One of the most important jobs of a business leader is to build an environment that increases security and confidence and decreases fear. There will always be some fear in the workplace, but leaders must demonstrate clear, consistent values so fear does not dictate the decisions and actions of the staff, and therefore, compromise the future of the organization.

You simply cannot create enough rules to cover all the decisions, options, and scenarios faced by a complex business, school, or healthcare organization. There are too many people, too many choices, too many unexpected events and opportunities. Instead, by establishing consistent values that are articulated and lived by senior leadership, the same set of values will be reinforced across all groups of staff by clarity of goals and purpose, and will allow staff to feel empowered, unafraid, and capable of making their own decisions at all times, whether a supervisor is present or not.

Following the devastating Hurricane Harvey, an inspiring story surfaced about a group of Houston bakers who were cut off from their families and from the owner of the bakery. Following the values demonstrated consistently by the bakery owner, the bakery employees decided that the right thing to do in light of the devastation in their community would be to use the owner’s flour and equipment to make bread for rescuers and evacuees. They didn’t ask for permission—they couldn’t—but fear did not stop their efforts.
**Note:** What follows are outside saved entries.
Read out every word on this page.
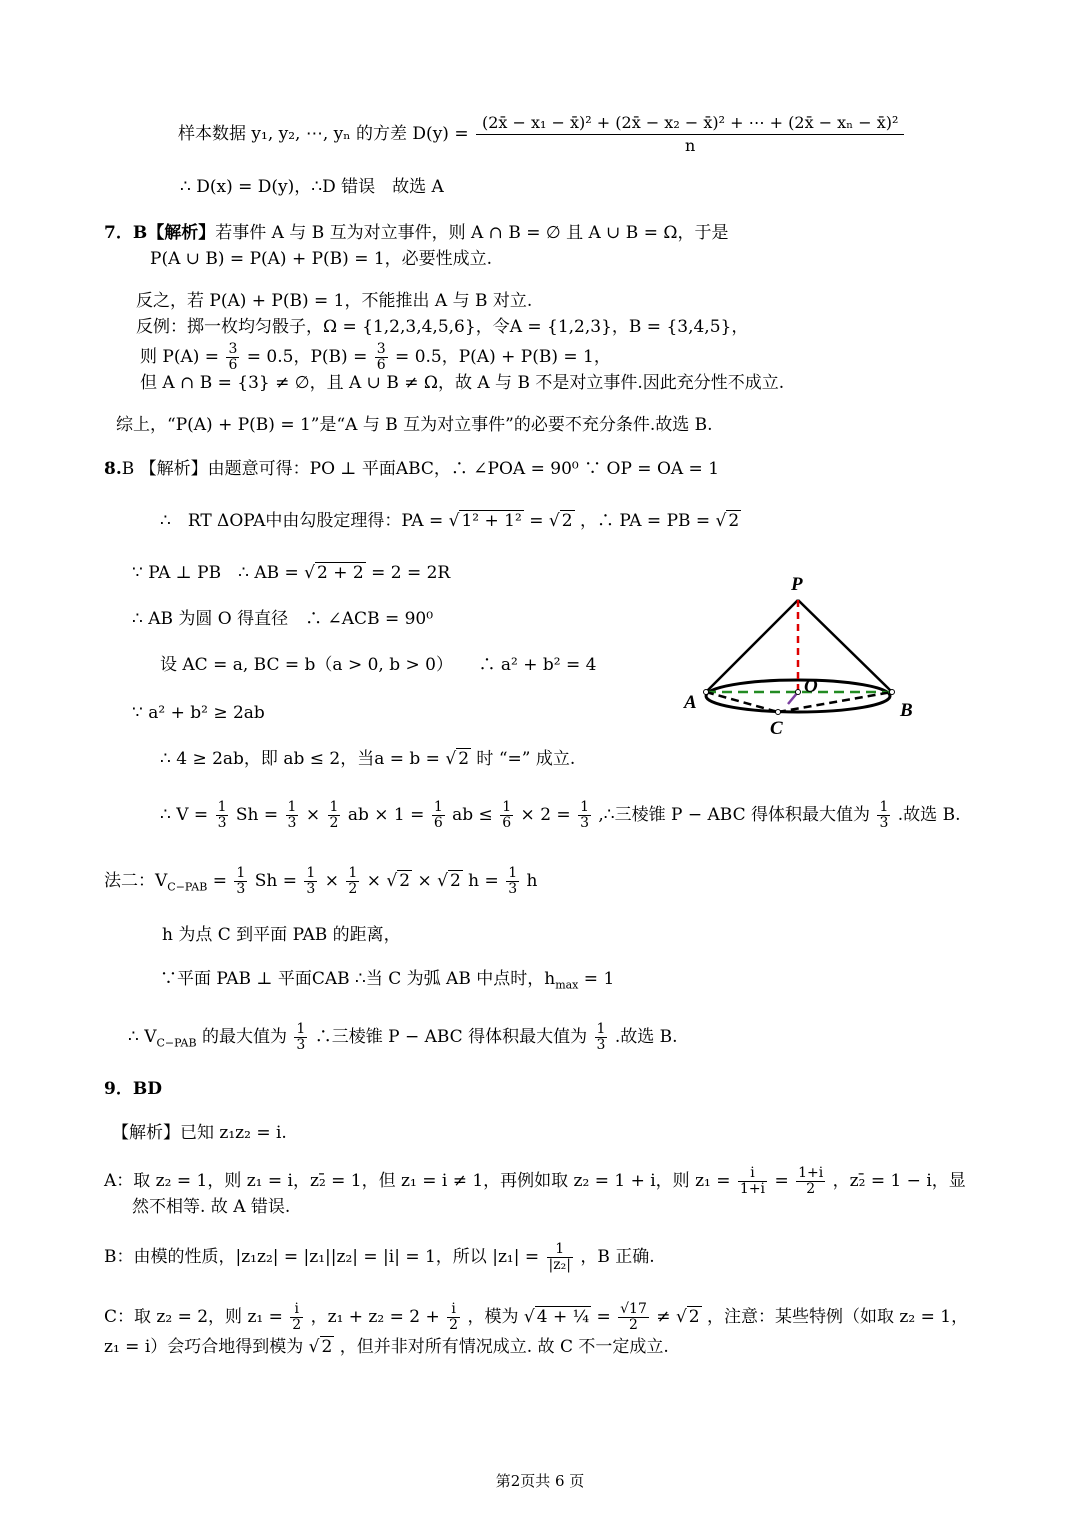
样本数据 y₁, y₂, ⋯, yₙ 的方差 $D(y) = \frac{\text{(2x̄ − x₁ − x̄)² + (2x̄ − x₂ − x̄)² + ⋯ + (2x̄ − xₙ − x̄)²}}{n}$
∴ D(x) = D(y)，∴D 错误　故选 A
7．B【解析】若事件 A 与 B 互为对立事件，则 A ∩ B = ∅ 且 A ∪ B = Ω，于是
P(A ∪ B) = P(A) + P(B) = 1，必要性成立.
反之，若 P(A) + P(B) = 1，不能推出 A 与 B 对立.
反例：掷一枚均匀骰子，Ω = {1,2,3,4,5,6}，令A = {1,2,3}，B = {3,4,5}，
则 $P(A) = \frac{3}{6} = 0.5$，$P(B) = \frac{3}{6} = 0.5$，P(A) + P(B) = 1，
但 A ∩ B = {3} ≠ ∅，且 A ∪ B ≠ Ω，故 A 与 B 不是对立事件.因此充分性不成立.
综上，“P(A) + P(B) = 1”是“A 与 B 互为对立事件”的必要不充分条件.故选 B.
8.B 【解析】由题意可得：PO ⊥ 平面ABC，∴ ∠POA = 90⁰ ∵ OP = OA = 1
∴　RT ΔOPA中由勾股定理得：PA = √ 1² + 1² = √ 2 ，∴ PA = PB = √ 2
∵ PA ⊥ PB　∴ AB = √ 2 + 2 = 2 = 2R
∴ AB 为圆 O 得直径　∴ ∠ACB = 90⁰
设 AC = a, BC = b（a > 0, b > 0）　　∴ a² + b² = 4
∵ a² + b² ≥ 2ab
∴ 4 ≥ 2ab，即 ab ≤ 2，当a = b = √ 2 时 “=” 成立.
∴ $V = \frac{1}{3}$ $Sh = \frac{1}{3} \times \frac{1}{2}$ ab × $1 = \frac{1}{6}$ ab ≤ $\frac{1}{6} \times 2 = \frac{1}{3}$ ,∴三棱锥 P − ABC 得体积最大值为 $\frac{1}{3}$ .故选 B.
法二：$V_{C-PAB} = \frac{1}{3}$ $Sh = \frac{1}{3} \times \frac{1}{2}$ × √ 2 × √ 2 $h = \frac{1}{3}$ h
h 为点 C 到平面 PAB 的距离，
∵平面 PAB ⊥ 平面CAB ∴当 C 为弧 AB 中点时，$h_{max} = 1$
∴ $V_{C-PAB}$ 的最大值为 $\frac{1}{3}$ ∴三棱锥 P − ABC 得体积最大值为 $\frac{1}{3}$ .故选 B.
9．BD
【解析】已知 z₁z₂ = i.
A：取 z₂ = 1，则 z₁ = i，z₂̄ = 1，但 z₁ = i ≠ 1，再例如取 z₂ = 1 + i，则 $z_1 = \frac{i}{1+i} = \frac{1+i}{2}$ ，z₂̄ = 1 − i，显
然不相等. 故 A 错误.
B：由模的性质，|z₁z₂| = |z₁||z₂| = |i| = 1，所以 $|z_1| = \frac{1}{\text{|z₂|}}$ ，B 正确.
C：取 z₂ = 2，则 $z_1 = \frac{i}{2}$ ，$z_1 + z_2 = 2 + \frac{i}{2}$ ，模为 √ 4 + ¼ = $\frac{√17}{2}$ ≠ √ 2 ，注意：某些特例（如取 z₂ = 1，
z₁ = i）会巧合地得到模为 √ 2 ，但并非对所有情况成立. 故 C 不一定成立.
P
O
A	B
C
第2页共 6 页
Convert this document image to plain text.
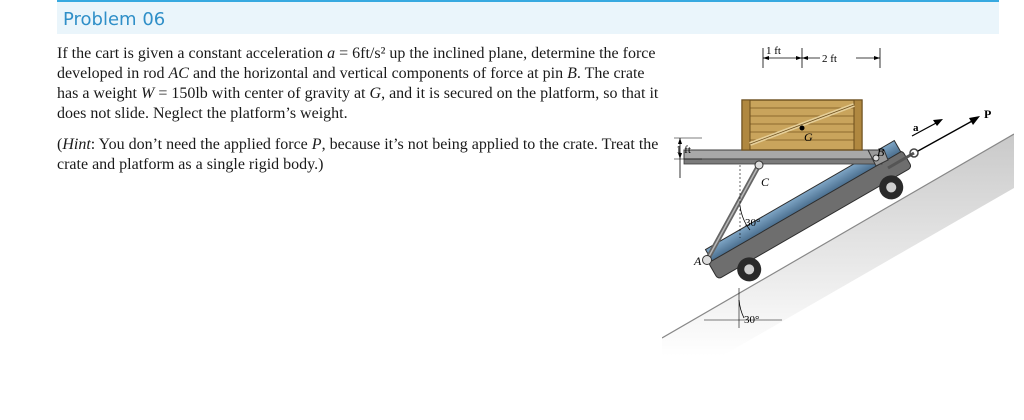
Problem 06

If the cart is given a constant acceleration a = 6ft/s² up the inclined plane, determine the force developed in rod AC and the horizontal and vertical components of force at pin B. The crate has a weight W = 150lb with center of gravity at G, and it is secured on the platform, so that it does not slide. Neglect the platform’s weight.

(Hint: You don’t need the applied force P, because it’s not being applied to the crate. Treat the crate and platform as a single rigid body.)

1 ft
2 ft
1 ft
30°
30°
G
B
C
A
a
P
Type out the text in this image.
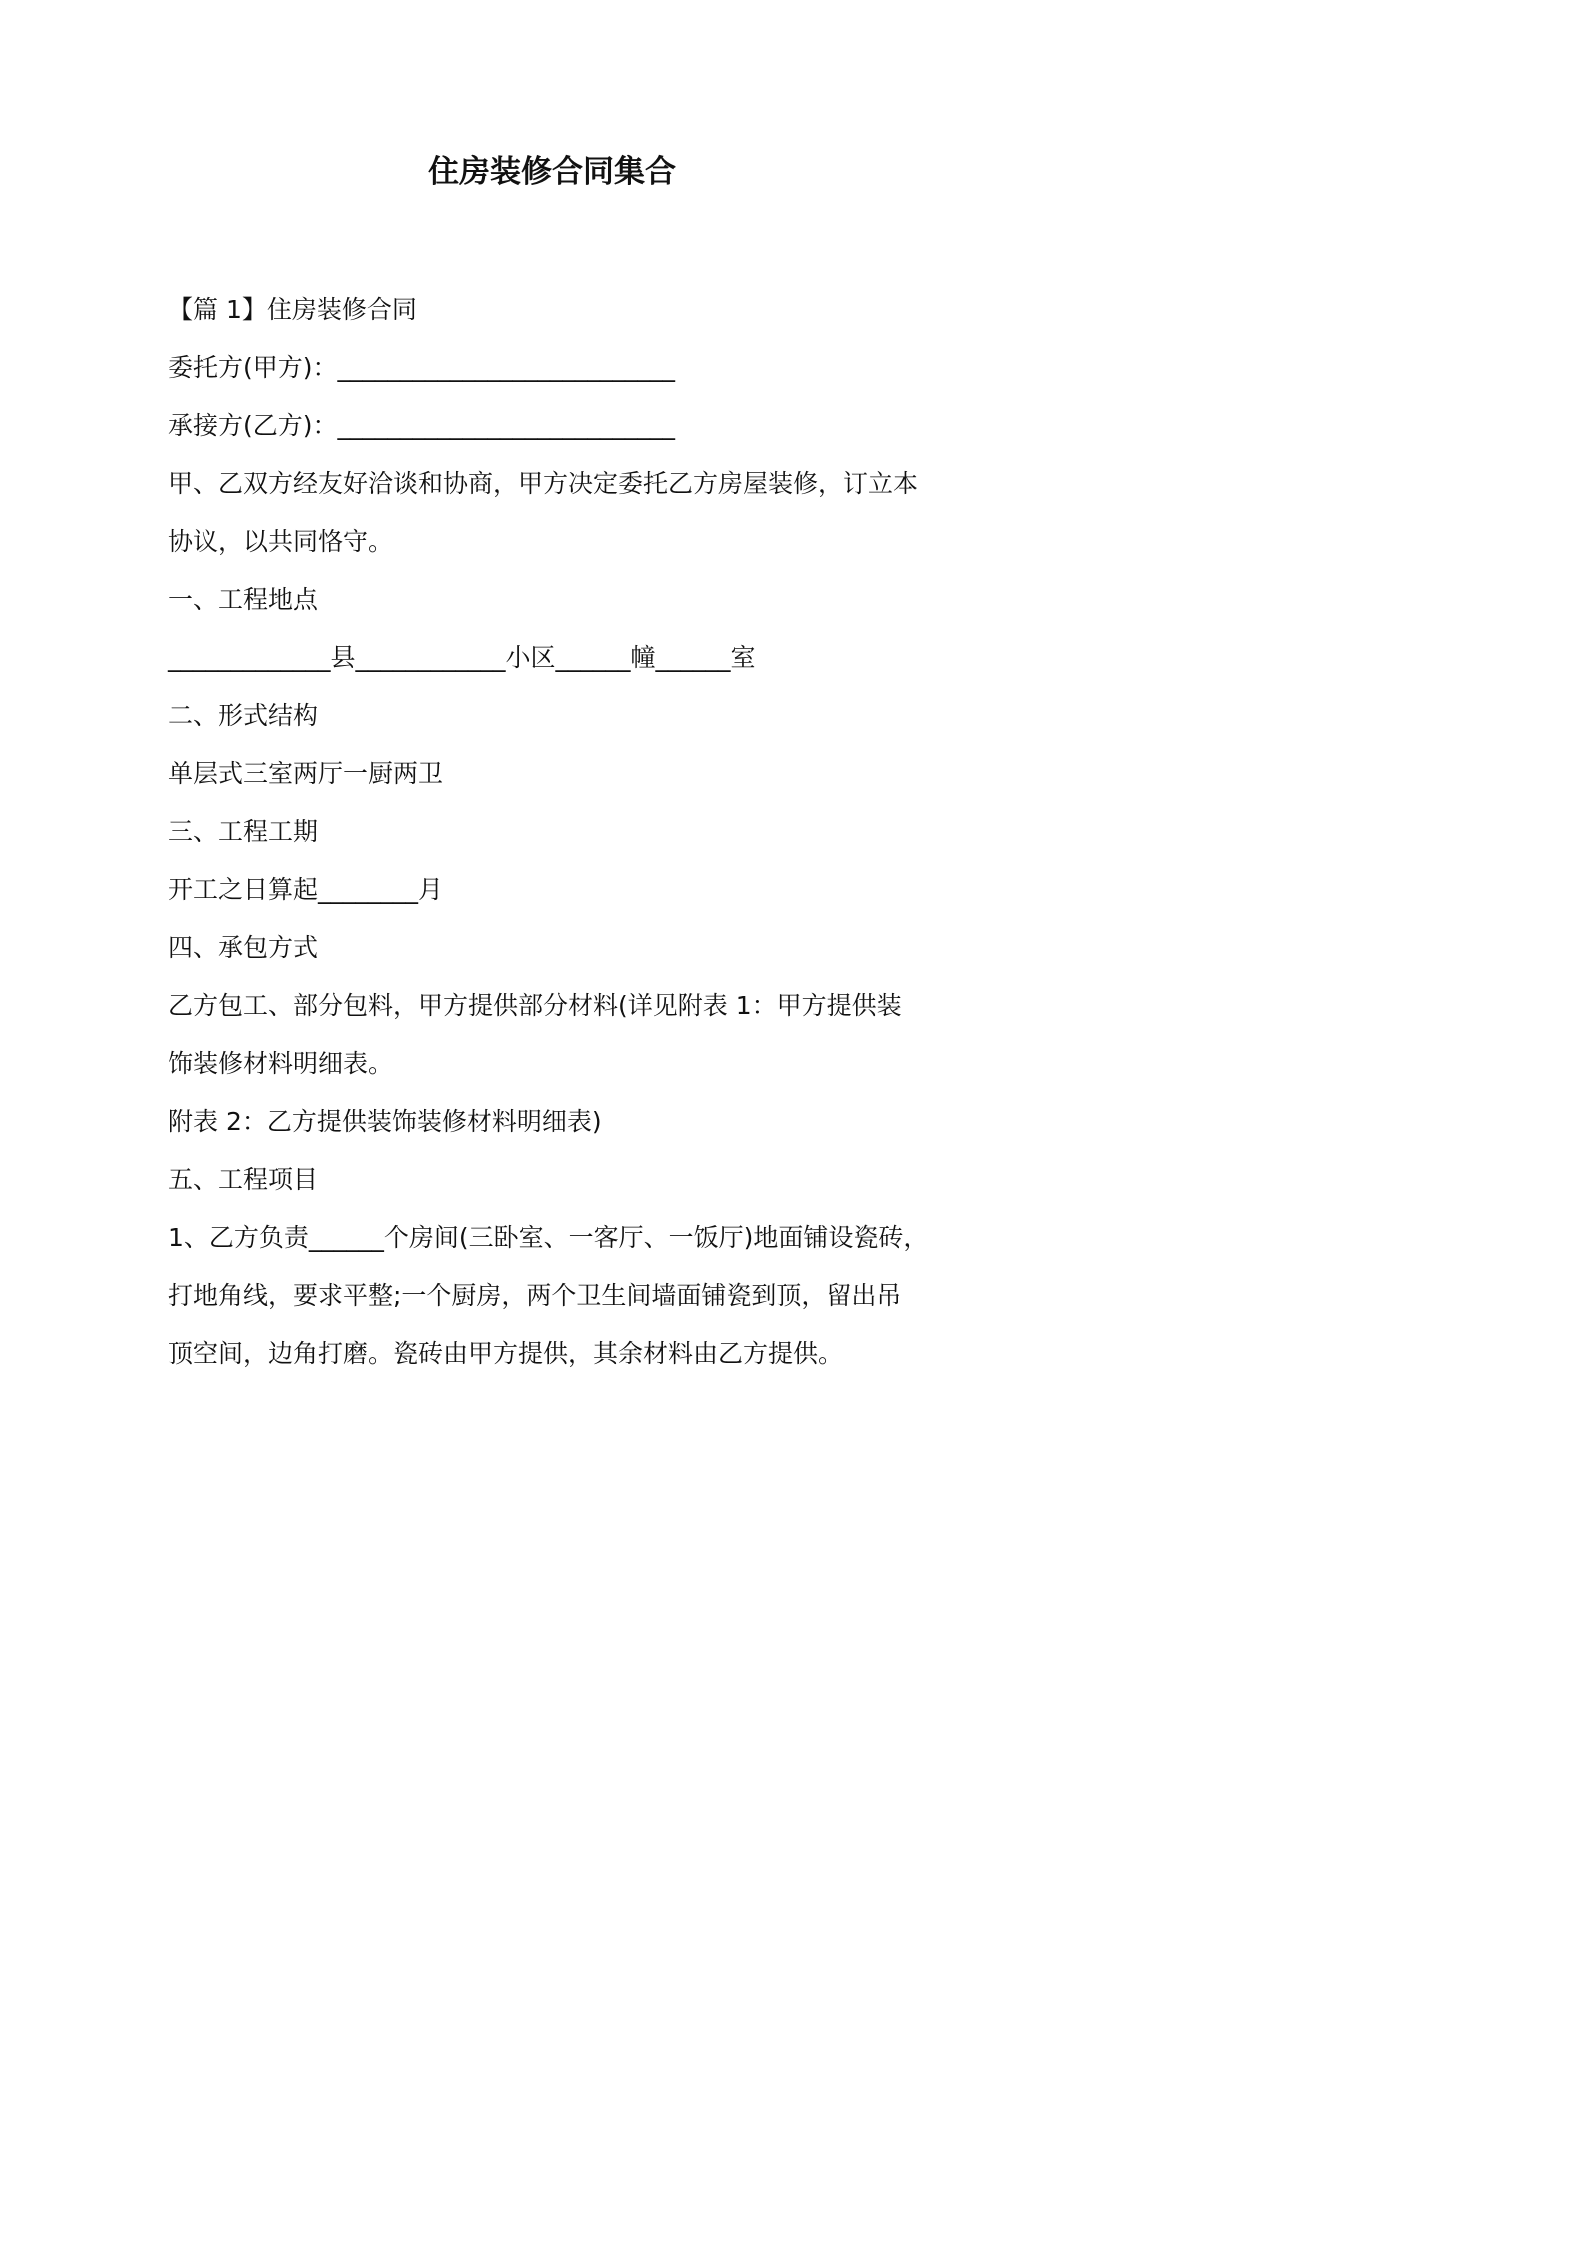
住房装修合同集合

【篇 1】住房装修合同

委托方(甲方)：___________________________

承接方(乙方)：___________________________

甲、乙双方经友好洽谈和协商，甲方决定委托乙方房屋装修，订立本

协议，以共同恪守。

一、工程地点

_____________县____________小区______幢______室

二、形式结构

单层式三室两厅一厨两卫

三、工程工期

开工之日算起________月

四、承包方式

乙方包工、部分包料，甲方提供部分材料(详见附表 1：甲方提供装

饰装修材料明细表。

附表 2：乙方提供装饰装修材料明细表)

五、工程项目

1、乙方负责______个房间(三卧室、一客厅、一饭厅)地面铺设瓷砖，

打地角线，要求平整;一个厨房，两个卫生间墙面铺瓷到顶，留出吊

顶空间，边角打磨。瓷砖由甲方提供，其余材料由乙方提供。
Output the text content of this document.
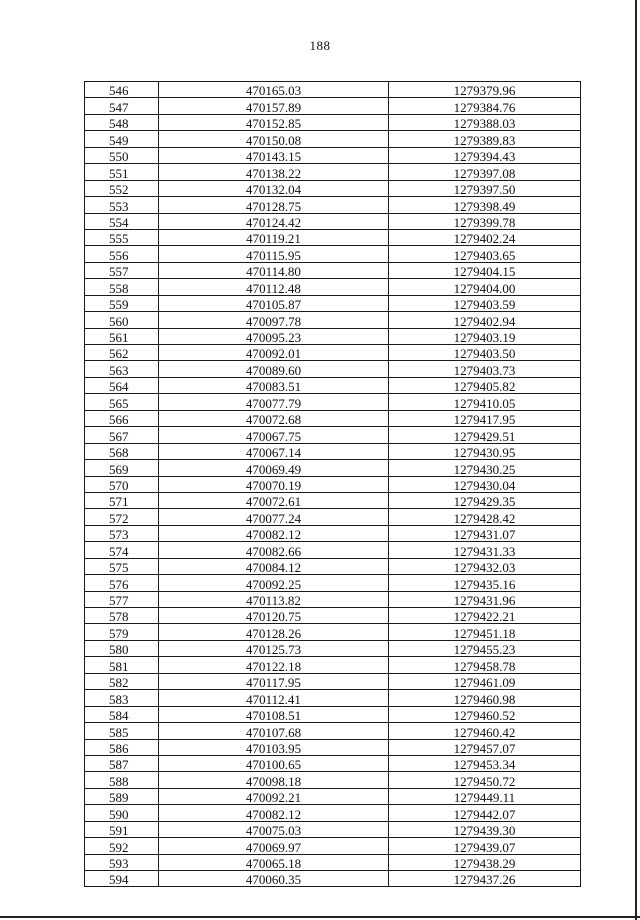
188
546	470165.03	1279379.96
547	470157.89	1279384.76
548	470152.85	1279388.03
549	470150.08	1279389.83
550	470143.15	1279394.43
551	470138.22	1279397.08
552	470132.04	1279397.50
553	470128.75	1279398.49
554	470124.42	1279399.78
555	470119.21	1279402.24
556	470115.95	1279403.65
557	470114.80	1279404.15
558	470112.48	1279404.00
559	470105.87	1279403.59
560	470097.78	1279402.94
561	470095.23	1279403.19
562	470092.01	1279403.50
563	470089.60	1279403.73
564	470083.51	1279405.82
565	470077.79	1279410.05
566	470072.68	1279417.95
567	470067.75	1279429.51
568	470067.14	1279430.95
569	470069.49	1279430.25
570	470070.19	1279430.04
571	470072.61	1279429.35
572	470077.24	1279428.42
573	470082.12	1279431.07
574	470082.66	1279431.33
575	470084.12	1279432.03
576	470092.25	1279435.16
577	470113.82	1279431.96
578	470120.75	1279422.21
579	470128.26	1279451.18
580	470125.73	1279455.23
581	470122.18	1279458.78
582	470117.95	1279461.09
583	470112.41	1279460.98
584	470108.51	1279460.52
585	470107.68	1279460.42
586	470103.95	1279457.07
587	470100.65	1279453.34
588	470098.18	1279450.72
589	470092.21	1279449.11
590	470082.12	1279442.07
591	470075.03	1279439.30
592	470069.97	1279439.07
593	470065.18	1279438.29
594	470060.35	1279437.26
In Chapter 6 of my new book, Lead True, I illustrate a similar story about a hospital staff on a Friday afternoon with no senior leaders available that went about holding a huge, impromptu wedding for an ill patient, using time, energy, and organizational assets. Both stories are great examples of living the values of an organization without fear because the purpose, values, and behaviors of the staff and senior leaders are all aligned and transparent.

If you want your staff to have less fear, increased creativity, genuine engagement and truly serve the mission of the organization, the key is not sets of rules or overbearing bosses, but a structure that supports outward-focused values and a senior leadership team willing to live those values consistently.